Although Davies eagerly sent the manuscript for Young Emma to Jonathan Cape in August 1924, he later changed his mind and asked for the manuscript to be returned and the copies destroyed. Only Davies' lack of direct instruction prompted Cape to secretly keep the copies in a locked safe. Later, following Davies' death, when asked by Cape for his advice, George Bernard Shaw advised against publication and the book was to be eventually published only after Helen's death in 1979.
The couple lived quietly and happily, moving from East Grinstead, first to Sevenoaks, then to "Malpas House", Oxted in Surrey and finally settling at a series of five different residences at Nailsworth in Gloucestershire. The first of these was the comfortable nineteenth century stone house "Shenstone" and the last the small roadside cottage "Glendower" in the hamlet of Watledge. The couple had no children. As of 2010, "Glendower" is in a state of disrepair having been neglected for many years.
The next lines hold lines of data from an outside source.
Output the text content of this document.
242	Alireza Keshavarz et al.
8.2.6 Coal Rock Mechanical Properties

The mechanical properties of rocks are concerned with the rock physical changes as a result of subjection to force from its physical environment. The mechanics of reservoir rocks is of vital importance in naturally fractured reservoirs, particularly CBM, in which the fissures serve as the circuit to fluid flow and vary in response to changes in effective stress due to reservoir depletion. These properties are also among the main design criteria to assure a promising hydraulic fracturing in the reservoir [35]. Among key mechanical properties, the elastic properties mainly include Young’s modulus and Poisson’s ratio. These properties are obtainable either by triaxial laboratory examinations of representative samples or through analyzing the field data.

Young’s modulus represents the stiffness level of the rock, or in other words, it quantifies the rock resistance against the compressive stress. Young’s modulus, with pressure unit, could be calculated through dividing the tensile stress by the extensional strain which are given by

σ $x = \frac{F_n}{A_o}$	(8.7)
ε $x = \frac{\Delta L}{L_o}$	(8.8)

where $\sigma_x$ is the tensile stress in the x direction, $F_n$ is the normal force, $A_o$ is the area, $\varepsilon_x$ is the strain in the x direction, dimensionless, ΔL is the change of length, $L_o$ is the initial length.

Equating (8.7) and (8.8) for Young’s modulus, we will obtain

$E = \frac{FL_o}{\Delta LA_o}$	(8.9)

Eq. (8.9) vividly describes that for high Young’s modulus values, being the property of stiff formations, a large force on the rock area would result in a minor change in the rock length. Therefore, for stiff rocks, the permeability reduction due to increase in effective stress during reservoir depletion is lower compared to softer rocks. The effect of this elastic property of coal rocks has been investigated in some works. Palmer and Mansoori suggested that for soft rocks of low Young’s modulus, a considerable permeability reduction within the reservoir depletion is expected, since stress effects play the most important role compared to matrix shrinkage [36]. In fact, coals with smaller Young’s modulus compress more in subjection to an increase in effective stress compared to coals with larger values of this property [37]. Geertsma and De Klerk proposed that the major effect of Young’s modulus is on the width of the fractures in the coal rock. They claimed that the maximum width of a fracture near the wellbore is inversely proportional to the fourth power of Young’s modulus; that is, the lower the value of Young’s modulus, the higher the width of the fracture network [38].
"Later Days", the 1925 sequel to "The Autobiography of a Super-Tramp", describes the beginnings of Davies' career as a writer and his acquaintance with Belloc, Shaw and de la Mare, amongst many others.
In 1926 Davies was honoured with the degree of Doctor Litteris, honoris causa from the University of Wales.
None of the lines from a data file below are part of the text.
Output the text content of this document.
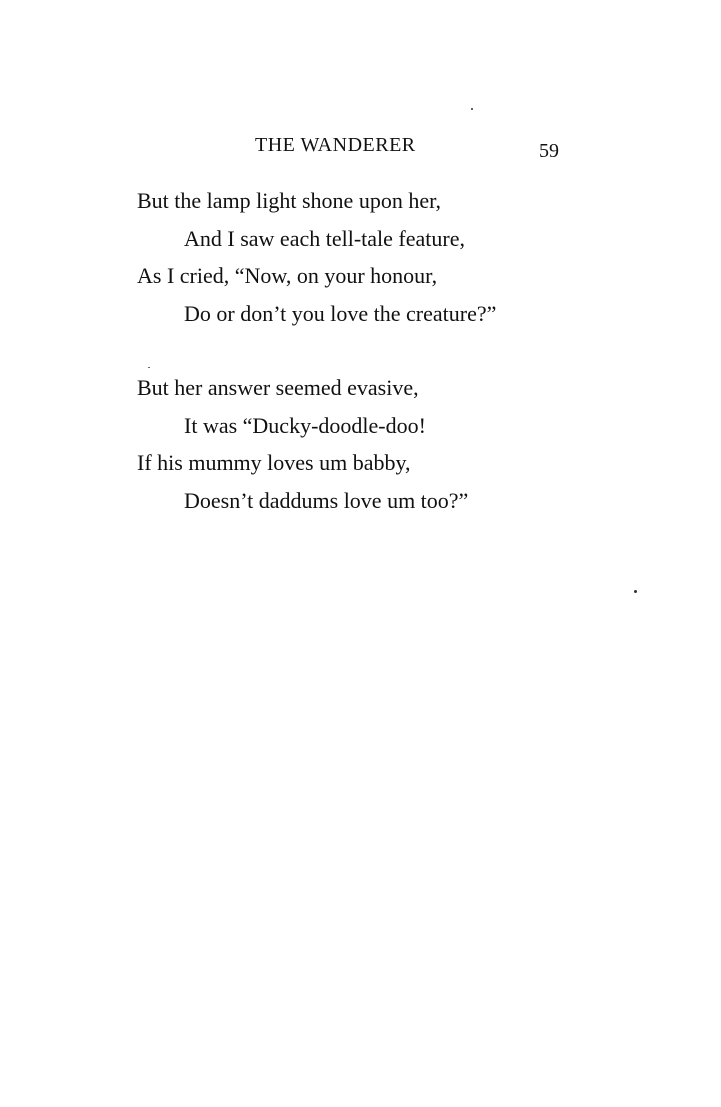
THE WANDERER	59
But the lamp light shone upon her,
And I saw each tell-tale feature,
As I cried, “Now, on your honour,
Do or don’t you love the creature?”
But her answer seemed evasive,
It was “Ducky-doodle-doo!
If his mummy loves um babby,
Doesn’t daddums love um too?”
Davies returned to his native Newport in September 1938 for the unveiling of a plaque in his honour at the Church House Inn with an address given by the Poet Laureate John Masefield. He was unwell, however, and this proved to be his last public appearance. His health deteriorated, not helped by the weight of his wooden leg, and he died in September 1940 at the age of 69. Never a church-goer in his adult life, Davies was cremated at Cheltenham and his remains interred there.
A controversial statue by Paul Bothwell-Kincaid, inspired by the poem "Leisure", was unveiled in Commercial Street, Newport in December 1990 to commemorate Davies' work, on the 50th anniversary of his death.
The bronze head of Davies by Epstein, from January 1917, regarded by many as the most accurate artistic impression of Davies and a copy of which Davies owned himself, may be found at Newport Museum and Art Gallery.
Stonesifer likens the quality of Davies' prose, with its often childlike realism, directness and simplicity, to that of Defoe and George Borrow, while Davies' style was described by Shaw as that of "a genuine innocent".
For his honorary degree in 1926, Davies was introduced to the assembly at the University of Wales by Professor W. D. Thomas, M.A. with a citation that may still serve as a valid summary of Davies' literary themes, style and tone:
"... a Welshman, a poet of distinction, and a man in whose work much of the peculiarly Welsh attitude to life is expressed with singular grace and sincerity. He combines a vivid sense of beauty with affection for the homely, keen zest for life and adventure with a rare appreciation of the common, universal pleasures, and finds in those simple things of daily life a precious quality, a dignity and a wonder that consecrate them. Natural, simple and unaffected, he is free from sham in feeling and artifice in expression. He has re-discovered for those who have forgotten them, the joys of simple nature. He has found romance in that which has become commonplace; and of the native impulses of an unspoilt heart, and the responses of a sensitive spirit, he has made a new world of experience and delight. He is a lover of life, accepting it and glorying in it. He affirms values that were falling into neglect, and in an age that is mercenary reminds us that we have the capacity for spiritual enjoyment."
Somewhat surprisingly, his great friend and mentor, Edward Thomas, likened Davies to Wordsworth, writing:
"He can write commonplace or inaccurate English, but it is also natural to him to write, such as Wordsworth wrote, with the clearness, compactness and felicity which make a man think with shame how unworthily, through natural stupidity or uncertainty, he manages his native tongue. In subtlety he abounds, and where else today shall we find simplicity like this?"